The state of Kerala is largely agricultural, specializing in cardamom, cashews, coconuts, coffee, ginger, pepper, rubber and tea, the production of which amounts to about 40 percent of the land use throughout the state. Unique to the area is commercial poultry farming, which has become very well developed over the past decades. Perhaps most interesting, Kerala is also well known for applying Ayurvedic principles (a lifestyle philosophy based on the balance of energy) to the development of spa treatments.
With three airports — Trivandrum (TRV), Kochi (COK) and Kozhikode (CCJ) — and multiple train stations, Kerala is a well-placed tourism destination. Its tropical setting and temperate climate appeal to visitors from around the globe and the distance between its major cities, all about two hours by car from one another, is a key drawing card — especially for travelers looking to combine business with pleasure.
While the state’s coastline boasts an unrivaled beauty, tourists and those traveling on business truly get a feel for the heart of Kerala when they venture into the cities where they’ll find street vendors selling popular local foods (don’t miss the bananaand- tapioca chips) and artisans creating beautiful handicrafts from recyclable materials including coconut shells and newspapers.
India has one of the largest populations in the world. Currently estimated at 1.1 billion, it’s increasing at a whopping 1.3 percent every year. With that population growth comes economic growth, as India sees more and more of its population moving away from the agricultural industry and toward the service industry. (A fact clearly demonstrated by India’s dominance as the go-to destination for global outsourcing.) In addition, the country is known for its highly skilled workers, particularly in the fields of software programming and engineering.
India still faces constraints that hinder its drive to a full economic boom. To address that situation, the government has initiated foreign investment incentives designed to capitalize on the state’s assets — strong communications infrastructure, a highly skilled workforce and low operating costs. Incentives include duty-free import of capital goods, office equipment, raw materials and consumables; liberal conditions for foreign equity participation; and corporate income tax exemption for a continuous block of five years during the first eight years of operations. In addition, controls on ownership, planning, managing and profiting from industrial ventures in India are falling by the wayside.
The United States has heavily invested in India, about $5 billion a year, and growing numbers of U.S. business travelers make frequent visits to the country. The state of Kerala has seen an influx of business travelers tied to the development of commercial centers, Technopark and Infopark.
Technopark (http://www.technopark.org), located in Trivandrum, provides jobs for approximately 15,000 area professionals. U.S. companies with a presence in Technopark include Infosys, Ernst & Young and IBS; and more are on the way as t he park proceeds with plans to expand to 300-plus acres, improving on an already extensive infrastructure that includes convention space, meetings facilities and dining venues.
Another rising business center, Infopark (http://www.infoparkkochi.com) is located near the city of Kochi.
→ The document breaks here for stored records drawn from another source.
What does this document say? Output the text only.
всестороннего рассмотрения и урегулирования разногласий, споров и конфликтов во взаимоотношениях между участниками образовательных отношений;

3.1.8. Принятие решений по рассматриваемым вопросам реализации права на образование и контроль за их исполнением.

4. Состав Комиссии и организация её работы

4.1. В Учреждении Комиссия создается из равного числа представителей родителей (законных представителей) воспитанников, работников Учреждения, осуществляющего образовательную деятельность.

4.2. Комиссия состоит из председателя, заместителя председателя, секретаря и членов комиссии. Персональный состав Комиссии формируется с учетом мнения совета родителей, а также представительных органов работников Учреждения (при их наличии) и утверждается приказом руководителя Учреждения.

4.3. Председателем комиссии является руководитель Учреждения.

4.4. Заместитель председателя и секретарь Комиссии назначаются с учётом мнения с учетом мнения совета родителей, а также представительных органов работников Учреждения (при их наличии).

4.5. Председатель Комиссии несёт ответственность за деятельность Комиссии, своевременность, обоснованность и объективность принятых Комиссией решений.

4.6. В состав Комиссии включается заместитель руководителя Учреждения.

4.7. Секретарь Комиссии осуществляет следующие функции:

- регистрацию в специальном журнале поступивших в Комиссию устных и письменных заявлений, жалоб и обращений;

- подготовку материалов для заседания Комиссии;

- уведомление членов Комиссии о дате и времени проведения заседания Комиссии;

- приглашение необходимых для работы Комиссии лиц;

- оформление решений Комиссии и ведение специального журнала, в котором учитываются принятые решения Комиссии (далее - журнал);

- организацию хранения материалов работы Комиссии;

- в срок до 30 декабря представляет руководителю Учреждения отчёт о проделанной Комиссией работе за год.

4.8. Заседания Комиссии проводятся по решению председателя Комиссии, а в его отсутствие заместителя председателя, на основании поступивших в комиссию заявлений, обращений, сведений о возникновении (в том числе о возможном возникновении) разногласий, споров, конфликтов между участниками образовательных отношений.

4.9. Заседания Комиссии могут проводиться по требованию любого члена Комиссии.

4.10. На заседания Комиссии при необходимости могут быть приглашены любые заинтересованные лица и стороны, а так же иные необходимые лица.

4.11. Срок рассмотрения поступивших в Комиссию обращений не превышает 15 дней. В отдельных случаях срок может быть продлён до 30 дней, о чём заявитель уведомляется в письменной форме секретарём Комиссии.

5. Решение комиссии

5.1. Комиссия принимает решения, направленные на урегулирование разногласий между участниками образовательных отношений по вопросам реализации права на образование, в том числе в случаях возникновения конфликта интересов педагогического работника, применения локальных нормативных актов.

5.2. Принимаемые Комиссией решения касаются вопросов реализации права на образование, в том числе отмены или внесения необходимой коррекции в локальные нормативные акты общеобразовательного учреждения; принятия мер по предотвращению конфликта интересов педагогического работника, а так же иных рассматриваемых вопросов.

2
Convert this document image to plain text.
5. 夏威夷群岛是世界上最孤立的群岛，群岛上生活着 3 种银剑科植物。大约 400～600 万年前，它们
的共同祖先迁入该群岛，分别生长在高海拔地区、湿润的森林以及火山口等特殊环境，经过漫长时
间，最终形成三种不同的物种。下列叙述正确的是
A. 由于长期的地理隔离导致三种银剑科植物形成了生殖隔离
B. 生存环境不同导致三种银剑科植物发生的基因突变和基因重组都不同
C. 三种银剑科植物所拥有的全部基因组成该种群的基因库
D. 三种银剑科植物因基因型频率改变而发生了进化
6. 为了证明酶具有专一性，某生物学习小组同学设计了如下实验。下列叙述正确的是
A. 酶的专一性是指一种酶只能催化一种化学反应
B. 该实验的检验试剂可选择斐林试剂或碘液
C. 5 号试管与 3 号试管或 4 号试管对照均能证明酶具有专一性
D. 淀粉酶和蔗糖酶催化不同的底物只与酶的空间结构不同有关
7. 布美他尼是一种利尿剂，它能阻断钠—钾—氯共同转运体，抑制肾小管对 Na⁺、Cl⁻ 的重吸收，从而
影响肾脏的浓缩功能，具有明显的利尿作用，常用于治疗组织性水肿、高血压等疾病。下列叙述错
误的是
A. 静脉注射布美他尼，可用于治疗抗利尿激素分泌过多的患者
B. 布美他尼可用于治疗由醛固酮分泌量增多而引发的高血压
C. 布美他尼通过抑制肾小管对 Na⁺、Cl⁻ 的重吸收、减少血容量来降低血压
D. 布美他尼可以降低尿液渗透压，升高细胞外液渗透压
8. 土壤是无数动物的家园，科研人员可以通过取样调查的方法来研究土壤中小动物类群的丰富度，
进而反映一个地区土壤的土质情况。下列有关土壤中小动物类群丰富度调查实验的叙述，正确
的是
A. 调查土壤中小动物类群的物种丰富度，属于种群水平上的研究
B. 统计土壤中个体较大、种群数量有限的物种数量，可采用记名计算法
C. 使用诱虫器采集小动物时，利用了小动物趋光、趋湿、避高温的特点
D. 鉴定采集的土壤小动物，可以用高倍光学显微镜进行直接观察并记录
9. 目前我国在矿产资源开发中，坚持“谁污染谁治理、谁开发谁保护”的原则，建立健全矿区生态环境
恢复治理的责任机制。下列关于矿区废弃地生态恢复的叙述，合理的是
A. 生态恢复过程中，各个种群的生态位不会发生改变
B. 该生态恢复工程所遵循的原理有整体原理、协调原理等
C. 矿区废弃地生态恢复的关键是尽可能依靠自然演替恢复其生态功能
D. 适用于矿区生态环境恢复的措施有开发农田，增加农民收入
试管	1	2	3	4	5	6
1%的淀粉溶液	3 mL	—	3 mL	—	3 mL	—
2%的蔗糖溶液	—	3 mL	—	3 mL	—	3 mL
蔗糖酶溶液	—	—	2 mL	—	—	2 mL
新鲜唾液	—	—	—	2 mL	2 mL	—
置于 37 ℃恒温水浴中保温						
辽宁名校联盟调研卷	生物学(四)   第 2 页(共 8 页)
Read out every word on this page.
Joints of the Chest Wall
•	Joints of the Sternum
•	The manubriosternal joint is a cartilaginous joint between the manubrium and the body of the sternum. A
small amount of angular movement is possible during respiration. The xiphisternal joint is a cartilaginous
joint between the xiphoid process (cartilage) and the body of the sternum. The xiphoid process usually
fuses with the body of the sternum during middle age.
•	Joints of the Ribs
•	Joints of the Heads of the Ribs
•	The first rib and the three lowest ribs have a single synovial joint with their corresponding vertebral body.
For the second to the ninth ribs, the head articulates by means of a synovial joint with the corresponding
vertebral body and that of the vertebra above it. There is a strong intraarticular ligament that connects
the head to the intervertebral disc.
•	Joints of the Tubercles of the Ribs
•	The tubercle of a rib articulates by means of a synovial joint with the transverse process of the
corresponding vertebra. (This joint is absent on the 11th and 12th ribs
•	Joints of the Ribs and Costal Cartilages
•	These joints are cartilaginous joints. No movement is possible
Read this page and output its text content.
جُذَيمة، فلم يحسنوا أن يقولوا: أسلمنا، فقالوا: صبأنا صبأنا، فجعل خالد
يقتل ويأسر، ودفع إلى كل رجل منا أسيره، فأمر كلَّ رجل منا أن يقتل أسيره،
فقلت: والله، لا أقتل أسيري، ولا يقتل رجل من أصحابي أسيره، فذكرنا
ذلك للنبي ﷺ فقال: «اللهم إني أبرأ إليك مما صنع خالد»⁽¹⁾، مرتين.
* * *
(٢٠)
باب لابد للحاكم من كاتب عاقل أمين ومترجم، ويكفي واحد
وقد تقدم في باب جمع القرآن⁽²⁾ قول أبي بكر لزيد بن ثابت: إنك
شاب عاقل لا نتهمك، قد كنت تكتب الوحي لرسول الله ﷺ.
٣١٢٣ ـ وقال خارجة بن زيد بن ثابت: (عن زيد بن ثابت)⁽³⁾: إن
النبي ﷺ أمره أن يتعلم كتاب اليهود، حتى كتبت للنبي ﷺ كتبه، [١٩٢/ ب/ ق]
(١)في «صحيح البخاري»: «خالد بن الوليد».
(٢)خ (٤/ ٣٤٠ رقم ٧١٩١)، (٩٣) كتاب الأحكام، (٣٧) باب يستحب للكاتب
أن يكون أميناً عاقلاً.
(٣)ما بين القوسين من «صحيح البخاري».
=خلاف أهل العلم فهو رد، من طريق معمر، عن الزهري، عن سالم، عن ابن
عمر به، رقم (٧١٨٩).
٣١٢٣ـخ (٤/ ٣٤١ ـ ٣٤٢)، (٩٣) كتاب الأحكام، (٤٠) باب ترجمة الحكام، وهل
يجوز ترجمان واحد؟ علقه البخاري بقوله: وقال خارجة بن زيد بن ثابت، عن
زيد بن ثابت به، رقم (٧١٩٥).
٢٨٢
At about 100 acres, Infopark currently houses 35 companies and is a favored location among start-up ventures. Due to its proximity to Kochi, Kerala’s second largest city, the park is well known among IT investors.
Kerala is expanding both its tourism and business sectors at rates that overshadow some of India’s larger metropolises, including Mumbai, Delhi and Bangalore. Its appeal is vast; offering leisure and business travelers a place to work, kick back and experience India.
U.S. citizens must have a visa to enter and exit India for any purpose. Visas can be obtained at any Indian Embassy or Consulate prior to departure.